Two days ago I returned to Denver from having toured several selective midwestern private liberal arts colleges with one of my student clients. Each school is on the small side (averaging 2000 students or less), each has a reputation as a fine institution, with multiple factoids of distinction, such as freshman retention rates, graduation rates, percent employed after graduation, etc., and three were even profiled in that overly-touted 2006 tome Colleges That Change Lives.
Two of the four institutions charged students in the current (2010-11) first-year class just under $50,000 for tuition, room, board and fees, and two charged about $52,000. Are these charges worth it in terms of quality of experience and value of degree? Are they worth generating debt that will trail behind graduates and their families for years, perhaps decades to come? I think not, and I’m far from being the only college commentator who thinks so.

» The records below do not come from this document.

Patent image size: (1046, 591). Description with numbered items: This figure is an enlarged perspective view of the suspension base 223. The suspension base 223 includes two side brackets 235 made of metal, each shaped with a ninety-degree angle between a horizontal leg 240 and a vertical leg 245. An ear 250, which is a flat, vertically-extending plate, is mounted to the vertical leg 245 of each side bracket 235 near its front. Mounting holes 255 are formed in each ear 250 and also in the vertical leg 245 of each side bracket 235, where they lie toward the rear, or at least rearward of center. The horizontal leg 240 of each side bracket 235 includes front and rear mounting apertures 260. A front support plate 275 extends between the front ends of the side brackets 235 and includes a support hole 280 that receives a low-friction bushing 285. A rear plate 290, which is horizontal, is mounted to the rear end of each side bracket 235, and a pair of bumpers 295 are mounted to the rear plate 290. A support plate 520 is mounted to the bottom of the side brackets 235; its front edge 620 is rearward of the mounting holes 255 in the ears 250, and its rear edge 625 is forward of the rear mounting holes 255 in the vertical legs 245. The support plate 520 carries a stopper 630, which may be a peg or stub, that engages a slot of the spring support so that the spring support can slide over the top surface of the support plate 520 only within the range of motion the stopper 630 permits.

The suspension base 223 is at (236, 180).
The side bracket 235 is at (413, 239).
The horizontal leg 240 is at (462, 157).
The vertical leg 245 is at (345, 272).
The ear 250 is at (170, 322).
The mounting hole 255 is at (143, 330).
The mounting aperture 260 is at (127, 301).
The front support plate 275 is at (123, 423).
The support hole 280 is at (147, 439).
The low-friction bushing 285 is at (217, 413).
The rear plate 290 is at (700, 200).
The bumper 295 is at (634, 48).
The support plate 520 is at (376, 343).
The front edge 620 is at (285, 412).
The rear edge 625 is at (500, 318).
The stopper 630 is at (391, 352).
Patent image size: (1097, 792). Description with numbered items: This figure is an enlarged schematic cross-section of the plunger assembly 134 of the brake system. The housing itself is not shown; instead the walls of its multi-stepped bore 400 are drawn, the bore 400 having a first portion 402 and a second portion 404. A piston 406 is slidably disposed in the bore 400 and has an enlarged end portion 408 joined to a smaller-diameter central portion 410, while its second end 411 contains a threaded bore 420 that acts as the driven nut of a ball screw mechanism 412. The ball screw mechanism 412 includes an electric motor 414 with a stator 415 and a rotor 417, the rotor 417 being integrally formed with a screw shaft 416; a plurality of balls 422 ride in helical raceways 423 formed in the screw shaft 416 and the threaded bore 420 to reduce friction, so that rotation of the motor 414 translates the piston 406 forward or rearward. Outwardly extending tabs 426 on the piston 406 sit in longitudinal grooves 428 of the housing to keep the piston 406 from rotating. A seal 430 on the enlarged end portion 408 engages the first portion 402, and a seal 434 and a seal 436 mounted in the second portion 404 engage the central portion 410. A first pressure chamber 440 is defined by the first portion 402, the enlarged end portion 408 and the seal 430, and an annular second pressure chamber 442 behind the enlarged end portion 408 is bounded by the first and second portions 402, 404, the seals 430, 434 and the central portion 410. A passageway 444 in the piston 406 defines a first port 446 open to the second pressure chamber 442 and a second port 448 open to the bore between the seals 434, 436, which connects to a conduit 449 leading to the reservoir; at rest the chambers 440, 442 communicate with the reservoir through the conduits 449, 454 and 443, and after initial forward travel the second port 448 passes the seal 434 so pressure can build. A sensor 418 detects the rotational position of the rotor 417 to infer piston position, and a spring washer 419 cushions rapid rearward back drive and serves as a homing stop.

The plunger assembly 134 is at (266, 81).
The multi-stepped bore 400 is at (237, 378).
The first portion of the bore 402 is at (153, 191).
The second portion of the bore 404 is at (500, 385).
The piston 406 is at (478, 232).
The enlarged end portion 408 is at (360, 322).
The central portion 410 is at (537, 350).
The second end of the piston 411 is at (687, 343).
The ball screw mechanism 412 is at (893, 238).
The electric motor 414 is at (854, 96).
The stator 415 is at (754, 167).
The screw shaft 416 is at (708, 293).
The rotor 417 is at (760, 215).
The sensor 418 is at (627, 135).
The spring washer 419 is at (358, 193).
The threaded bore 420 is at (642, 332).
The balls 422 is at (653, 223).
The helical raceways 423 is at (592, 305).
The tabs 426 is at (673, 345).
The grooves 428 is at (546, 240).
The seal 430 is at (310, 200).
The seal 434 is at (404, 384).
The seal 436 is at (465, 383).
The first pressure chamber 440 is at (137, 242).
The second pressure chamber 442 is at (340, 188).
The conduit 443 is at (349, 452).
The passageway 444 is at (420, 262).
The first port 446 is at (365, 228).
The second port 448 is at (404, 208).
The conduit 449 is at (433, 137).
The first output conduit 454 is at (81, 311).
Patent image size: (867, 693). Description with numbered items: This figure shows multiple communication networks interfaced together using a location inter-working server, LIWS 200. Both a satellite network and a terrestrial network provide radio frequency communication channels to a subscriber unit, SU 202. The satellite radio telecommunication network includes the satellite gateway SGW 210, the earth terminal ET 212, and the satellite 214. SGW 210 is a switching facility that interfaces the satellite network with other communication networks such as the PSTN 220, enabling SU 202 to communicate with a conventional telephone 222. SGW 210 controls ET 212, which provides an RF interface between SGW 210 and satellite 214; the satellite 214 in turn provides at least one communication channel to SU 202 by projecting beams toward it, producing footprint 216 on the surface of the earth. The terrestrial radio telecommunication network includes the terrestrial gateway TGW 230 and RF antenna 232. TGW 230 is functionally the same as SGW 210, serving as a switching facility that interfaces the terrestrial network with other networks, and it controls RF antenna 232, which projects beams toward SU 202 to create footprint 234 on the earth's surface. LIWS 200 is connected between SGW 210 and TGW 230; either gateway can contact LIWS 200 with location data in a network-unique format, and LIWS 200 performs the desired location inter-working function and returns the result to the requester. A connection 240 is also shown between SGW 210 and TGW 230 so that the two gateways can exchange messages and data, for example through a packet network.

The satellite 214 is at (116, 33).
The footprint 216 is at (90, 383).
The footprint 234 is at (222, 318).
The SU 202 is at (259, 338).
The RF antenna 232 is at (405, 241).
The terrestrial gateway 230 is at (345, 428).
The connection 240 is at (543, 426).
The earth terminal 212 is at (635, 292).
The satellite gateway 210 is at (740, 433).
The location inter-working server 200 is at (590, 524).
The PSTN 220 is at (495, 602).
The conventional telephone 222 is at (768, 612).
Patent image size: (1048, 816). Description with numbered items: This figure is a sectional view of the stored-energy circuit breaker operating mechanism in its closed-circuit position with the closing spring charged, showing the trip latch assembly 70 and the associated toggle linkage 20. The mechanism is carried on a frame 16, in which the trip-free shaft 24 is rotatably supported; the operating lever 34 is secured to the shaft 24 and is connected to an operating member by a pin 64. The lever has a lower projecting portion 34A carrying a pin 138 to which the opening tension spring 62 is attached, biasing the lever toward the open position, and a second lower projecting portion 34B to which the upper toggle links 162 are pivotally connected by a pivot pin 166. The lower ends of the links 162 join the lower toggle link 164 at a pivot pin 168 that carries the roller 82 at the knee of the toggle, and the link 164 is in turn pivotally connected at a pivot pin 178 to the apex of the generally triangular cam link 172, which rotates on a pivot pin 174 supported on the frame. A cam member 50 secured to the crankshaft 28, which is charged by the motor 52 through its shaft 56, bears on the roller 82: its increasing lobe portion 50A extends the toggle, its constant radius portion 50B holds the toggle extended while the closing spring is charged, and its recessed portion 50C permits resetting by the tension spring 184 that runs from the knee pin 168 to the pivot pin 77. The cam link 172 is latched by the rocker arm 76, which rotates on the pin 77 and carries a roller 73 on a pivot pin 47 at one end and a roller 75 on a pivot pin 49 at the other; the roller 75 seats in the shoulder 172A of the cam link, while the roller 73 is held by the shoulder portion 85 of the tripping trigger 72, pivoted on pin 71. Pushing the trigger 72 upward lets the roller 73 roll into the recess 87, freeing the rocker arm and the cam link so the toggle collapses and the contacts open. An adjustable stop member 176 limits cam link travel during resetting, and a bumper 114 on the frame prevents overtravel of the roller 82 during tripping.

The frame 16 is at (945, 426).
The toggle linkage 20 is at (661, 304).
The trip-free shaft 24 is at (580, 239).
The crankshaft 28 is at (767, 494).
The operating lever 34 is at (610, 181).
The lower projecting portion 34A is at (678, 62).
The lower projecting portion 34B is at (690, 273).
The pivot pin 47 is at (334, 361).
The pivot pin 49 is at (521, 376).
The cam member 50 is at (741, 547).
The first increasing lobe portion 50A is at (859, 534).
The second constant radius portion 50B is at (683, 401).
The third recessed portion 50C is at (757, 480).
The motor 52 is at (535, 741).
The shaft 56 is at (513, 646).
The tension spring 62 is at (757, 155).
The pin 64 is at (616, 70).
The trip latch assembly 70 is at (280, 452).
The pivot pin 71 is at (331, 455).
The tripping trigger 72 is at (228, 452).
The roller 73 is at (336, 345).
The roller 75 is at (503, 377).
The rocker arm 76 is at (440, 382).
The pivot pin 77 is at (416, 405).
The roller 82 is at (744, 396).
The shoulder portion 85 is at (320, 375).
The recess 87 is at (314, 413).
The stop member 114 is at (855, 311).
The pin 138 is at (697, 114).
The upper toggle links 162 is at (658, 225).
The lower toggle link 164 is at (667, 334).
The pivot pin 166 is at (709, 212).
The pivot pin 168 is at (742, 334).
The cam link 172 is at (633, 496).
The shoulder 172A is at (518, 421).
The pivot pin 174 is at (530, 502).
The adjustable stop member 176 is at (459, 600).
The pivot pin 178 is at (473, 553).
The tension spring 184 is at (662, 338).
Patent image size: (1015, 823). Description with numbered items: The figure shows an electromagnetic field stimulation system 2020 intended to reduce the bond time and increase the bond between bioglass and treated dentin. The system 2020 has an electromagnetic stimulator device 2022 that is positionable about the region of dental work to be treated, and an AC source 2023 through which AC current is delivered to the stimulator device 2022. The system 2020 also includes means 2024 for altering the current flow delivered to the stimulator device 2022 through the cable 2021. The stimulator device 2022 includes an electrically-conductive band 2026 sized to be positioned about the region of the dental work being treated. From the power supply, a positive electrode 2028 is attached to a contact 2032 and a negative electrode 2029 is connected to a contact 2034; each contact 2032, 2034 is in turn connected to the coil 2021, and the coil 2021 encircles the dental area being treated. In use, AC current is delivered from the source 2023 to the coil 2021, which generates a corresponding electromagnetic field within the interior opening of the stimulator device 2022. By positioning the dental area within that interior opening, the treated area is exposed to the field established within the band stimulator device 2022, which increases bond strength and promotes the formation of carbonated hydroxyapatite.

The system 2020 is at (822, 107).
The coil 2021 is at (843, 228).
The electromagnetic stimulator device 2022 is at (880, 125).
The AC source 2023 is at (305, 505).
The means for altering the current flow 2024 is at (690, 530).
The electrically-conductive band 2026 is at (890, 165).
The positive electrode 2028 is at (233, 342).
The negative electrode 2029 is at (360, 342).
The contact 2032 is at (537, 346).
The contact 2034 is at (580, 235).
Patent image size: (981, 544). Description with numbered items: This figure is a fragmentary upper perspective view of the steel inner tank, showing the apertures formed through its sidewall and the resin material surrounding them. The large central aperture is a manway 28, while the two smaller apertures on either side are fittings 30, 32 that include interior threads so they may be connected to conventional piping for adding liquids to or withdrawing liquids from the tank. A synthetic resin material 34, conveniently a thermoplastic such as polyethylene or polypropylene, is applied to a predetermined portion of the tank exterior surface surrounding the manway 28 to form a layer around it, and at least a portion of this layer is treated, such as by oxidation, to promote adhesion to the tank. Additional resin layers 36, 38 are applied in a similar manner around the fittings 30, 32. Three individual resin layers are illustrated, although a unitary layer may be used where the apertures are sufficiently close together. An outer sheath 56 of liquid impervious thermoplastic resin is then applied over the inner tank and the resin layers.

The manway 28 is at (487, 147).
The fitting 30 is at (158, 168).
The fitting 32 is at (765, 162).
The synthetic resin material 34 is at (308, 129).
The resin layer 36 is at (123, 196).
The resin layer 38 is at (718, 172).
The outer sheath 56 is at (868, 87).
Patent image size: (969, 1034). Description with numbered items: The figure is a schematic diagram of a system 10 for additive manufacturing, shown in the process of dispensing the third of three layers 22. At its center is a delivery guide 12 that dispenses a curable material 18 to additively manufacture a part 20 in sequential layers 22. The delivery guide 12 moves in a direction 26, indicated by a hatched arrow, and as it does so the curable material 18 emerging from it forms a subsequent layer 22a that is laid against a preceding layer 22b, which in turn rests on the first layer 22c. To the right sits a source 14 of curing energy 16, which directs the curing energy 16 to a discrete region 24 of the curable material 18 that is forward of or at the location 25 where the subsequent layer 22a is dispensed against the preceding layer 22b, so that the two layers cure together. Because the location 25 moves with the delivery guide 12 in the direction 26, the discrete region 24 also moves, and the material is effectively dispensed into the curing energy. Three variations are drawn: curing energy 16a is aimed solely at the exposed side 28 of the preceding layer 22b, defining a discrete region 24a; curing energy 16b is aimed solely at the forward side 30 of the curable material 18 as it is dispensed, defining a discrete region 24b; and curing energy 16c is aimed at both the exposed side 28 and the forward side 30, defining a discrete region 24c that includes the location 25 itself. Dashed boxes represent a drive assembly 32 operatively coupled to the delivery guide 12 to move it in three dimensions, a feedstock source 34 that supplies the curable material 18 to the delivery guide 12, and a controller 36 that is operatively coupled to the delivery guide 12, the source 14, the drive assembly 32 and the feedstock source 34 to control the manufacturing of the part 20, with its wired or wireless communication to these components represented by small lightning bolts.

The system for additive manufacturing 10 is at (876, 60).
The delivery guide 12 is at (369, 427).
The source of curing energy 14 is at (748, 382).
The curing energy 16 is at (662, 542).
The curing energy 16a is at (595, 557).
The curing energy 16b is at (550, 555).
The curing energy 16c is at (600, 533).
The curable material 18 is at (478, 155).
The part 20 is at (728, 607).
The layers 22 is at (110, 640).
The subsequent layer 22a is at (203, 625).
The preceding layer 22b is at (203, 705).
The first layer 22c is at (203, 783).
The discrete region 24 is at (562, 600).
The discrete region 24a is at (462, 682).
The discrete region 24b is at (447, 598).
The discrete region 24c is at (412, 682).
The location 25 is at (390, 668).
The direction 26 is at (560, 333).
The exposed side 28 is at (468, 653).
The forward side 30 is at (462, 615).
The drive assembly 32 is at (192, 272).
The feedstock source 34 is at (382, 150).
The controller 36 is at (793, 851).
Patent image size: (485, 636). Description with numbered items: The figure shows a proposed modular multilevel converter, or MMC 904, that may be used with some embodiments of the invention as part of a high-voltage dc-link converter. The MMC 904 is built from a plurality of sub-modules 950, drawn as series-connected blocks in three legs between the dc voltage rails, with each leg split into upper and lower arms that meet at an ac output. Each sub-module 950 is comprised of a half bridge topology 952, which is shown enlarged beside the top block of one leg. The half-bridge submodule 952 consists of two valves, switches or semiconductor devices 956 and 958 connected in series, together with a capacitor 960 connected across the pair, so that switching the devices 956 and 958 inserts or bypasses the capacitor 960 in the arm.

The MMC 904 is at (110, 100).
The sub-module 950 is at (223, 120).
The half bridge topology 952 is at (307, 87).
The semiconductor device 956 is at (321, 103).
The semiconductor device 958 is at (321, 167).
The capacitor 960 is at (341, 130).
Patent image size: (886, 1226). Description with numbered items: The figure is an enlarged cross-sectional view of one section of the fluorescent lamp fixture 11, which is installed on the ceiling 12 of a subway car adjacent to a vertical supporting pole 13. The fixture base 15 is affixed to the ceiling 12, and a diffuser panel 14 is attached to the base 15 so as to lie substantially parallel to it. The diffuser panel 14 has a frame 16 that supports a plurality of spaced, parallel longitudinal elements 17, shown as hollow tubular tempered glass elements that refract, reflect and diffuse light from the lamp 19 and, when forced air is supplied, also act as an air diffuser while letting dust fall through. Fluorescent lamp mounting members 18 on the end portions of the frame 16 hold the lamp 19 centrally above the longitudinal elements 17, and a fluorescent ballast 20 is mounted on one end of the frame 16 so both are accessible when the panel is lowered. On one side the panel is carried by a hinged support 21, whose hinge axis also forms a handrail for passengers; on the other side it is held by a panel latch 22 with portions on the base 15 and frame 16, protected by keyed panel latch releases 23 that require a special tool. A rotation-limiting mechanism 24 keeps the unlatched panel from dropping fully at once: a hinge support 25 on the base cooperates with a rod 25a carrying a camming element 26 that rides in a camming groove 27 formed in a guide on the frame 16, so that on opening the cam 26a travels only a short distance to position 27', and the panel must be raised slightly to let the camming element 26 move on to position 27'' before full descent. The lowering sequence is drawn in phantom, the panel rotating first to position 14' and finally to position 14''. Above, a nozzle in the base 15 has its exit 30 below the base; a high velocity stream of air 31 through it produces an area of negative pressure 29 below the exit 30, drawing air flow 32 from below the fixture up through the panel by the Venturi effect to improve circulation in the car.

Many higher education journalists and bloggers observe that college costs have exceeded the inflationary spiral of health care costs in the U.S., and some forecast a course reversal that will rival what followed after the recent mortgage-bank crisis and consequent recession. So what will stop the craziness? Families that refuse the hype and demand accountability for fees, and students who agree to attend the best college that their parents (and they themselves) can reasonably afford.
I wholeheartedly agree with the advice given by one financial aid expert whom I recently heard at a public forum. He suggested that parents and students have an open talk about what is affordable well before a college list is assembled. Students can apply wherever they wish, within reason, but attendance is predicated on the total cost of attendance quoted by colleges after all discounting from grants, awards, and scholarships is reviewed.
The smart and talented student-client (a junior) who accompanied me on the trip hales from a regular middleclass Colorado family, and she has a sibling who will likely begin college during her third year of attendance. If costs continue to increase I am certain that she will be facing $60,000 in fees at the kind of college she hopes at attend, and her parents will have a dual burden for at least two years. I plan to advise her to apply widely, both in-state and out, and to seriously consider her best offers only. If this posture becomes the norm, colleges will need to take note, and adjust their pricing accordingly.